I've analysed newspapers by counting the language distributions of the articles.
The results look like that:
Day 1 Day 2 Day 3 Economy Economy Economy language 1: 0,35 language 1: 0,30 language 1: 0,90 language 2: 0,11 language 2: 0,10 language 2: 0,00 language 3: 0,54 language 3: 0,60 language 3: 0,10 Sports Sports Sports language 1: 0,40 language 1: 0,30 language 1: 1.00 language 2: 0,20 language 2: 0,20 language 2: 0,00 language 3: 0,40 language 3: 0,50 language 3: 0,00
I've have already posted another question on that topic (Remove statistical outliers), but here comes my second problem.
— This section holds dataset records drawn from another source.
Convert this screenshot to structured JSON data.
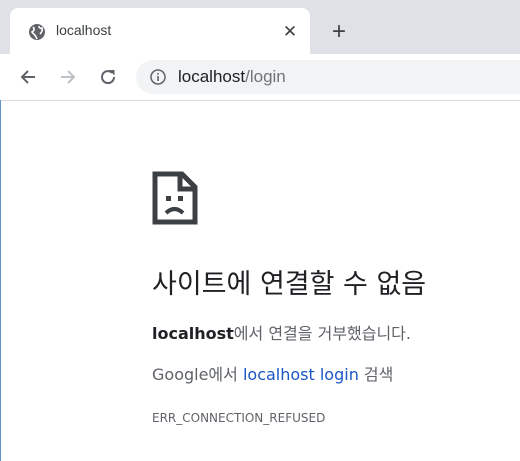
{
  "tab": {
    "title": "localhost",
    "close_symbol": "✕",
    "favicon": "globe-icon"
  },
  "new_tab_symbol": "+",
  "toolbar": {
    "url_host": "localhost",
    "url_path": "/login",
    "icons": [
      "back-icon",
      "forward-icon",
      "reload-icon",
      "info-icon"
    ]
  },
  "error": {
    "icon": "sad-document-icon",
    "title": "사이트에 연결할 수 없음",
    "host": "localhost",
    "message_suffix": "에서 연결을 거부했습니다.",
    "suggest_prefix": "Google에서 ",
    "suggest_link": "localhost login",
    "suggest_suffix": " 검색",
    "code": "ERR_CONNECTION_REFUSED"
  },
  "colors": {
    "tabstrip": "#dee1e6",
    "omnibox": "#f1f3f4",
    "link": "#1a56c4",
    "secondary_text": "#5f6368"
  }
}
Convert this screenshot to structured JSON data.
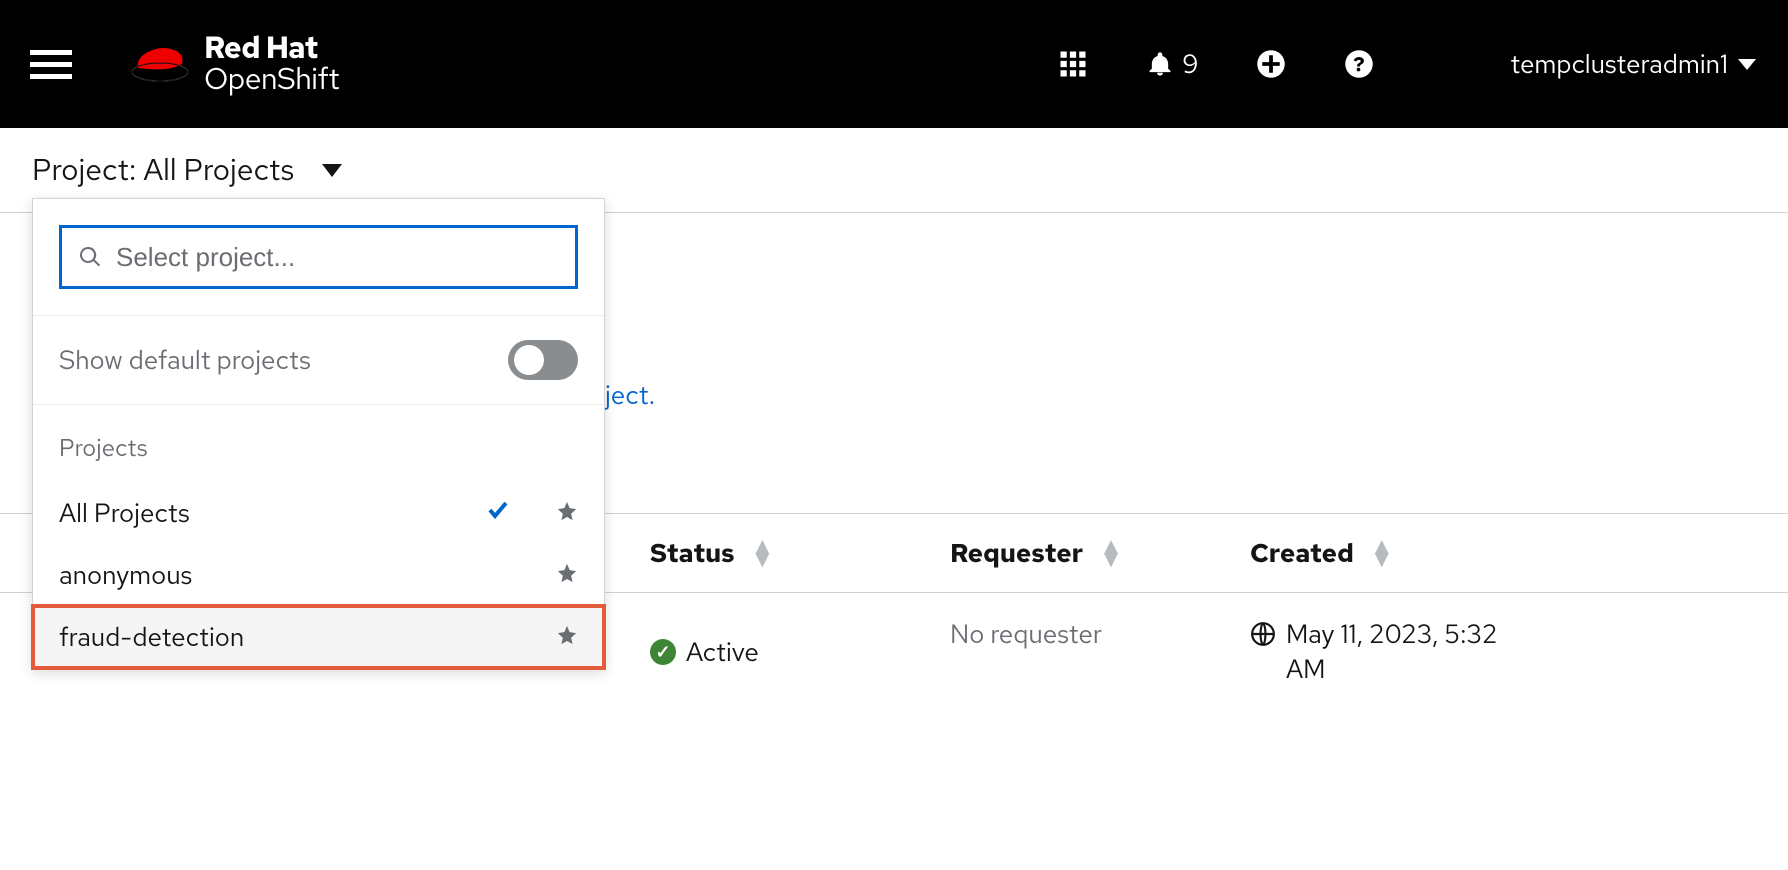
{
  "header": {
    "brand_top": "Red Hat",
    "brand_bot": "OpenShift",
    "notification_count": "9",
    "username": "tempclusteradmin1"
  },
  "project_bar": {
    "label_prefix": "Project:",
    "current": "All Projects"
  },
  "dropdown": {
    "search_placeholder": "Select project...",
    "toggle_label": "Show default projects",
    "section_label": "Projects",
    "items": [
      {
        "label": "All Projects",
        "checked": true,
        "highlighted": false
      },
      {
        "label": "anonymous",
        "checked": false,
        "highlighted": false
      },
      {
        "label": "fraud-detection",
        "checked": false,
        "highlighted": true
      }
    ]
  },
  "peek_link_fragment": "ject.",
  "table": {
    "columns": {
      "status": "Status",
      "requester": "Requester",
      "created": "Created"
    },
    "row": {
      "status": "Active",
      "requester": "No requester",
      "created": "May 11, 2023, 5:32 AM"
    }
  }
}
First of all, I want to remove all statistical outliers from data (e.g. day 3), to make it "clean" (see my other question (other post). After that, I want to terminate which changes in my data are just "noise" and witch are significant changes. But I'm not sure how to do it.
I was thinking of the following approach:
I could calculate the standard deviation (like in my other post) and treat every value outside of it as a "significant change". But I think this will cause a mistake if all my values are slightly increasing or decreasing.
Is there any mathematical technique to find the significant changes in my data?
Thanks in advance.
(PS: I have only a few samples (~ 150 days).)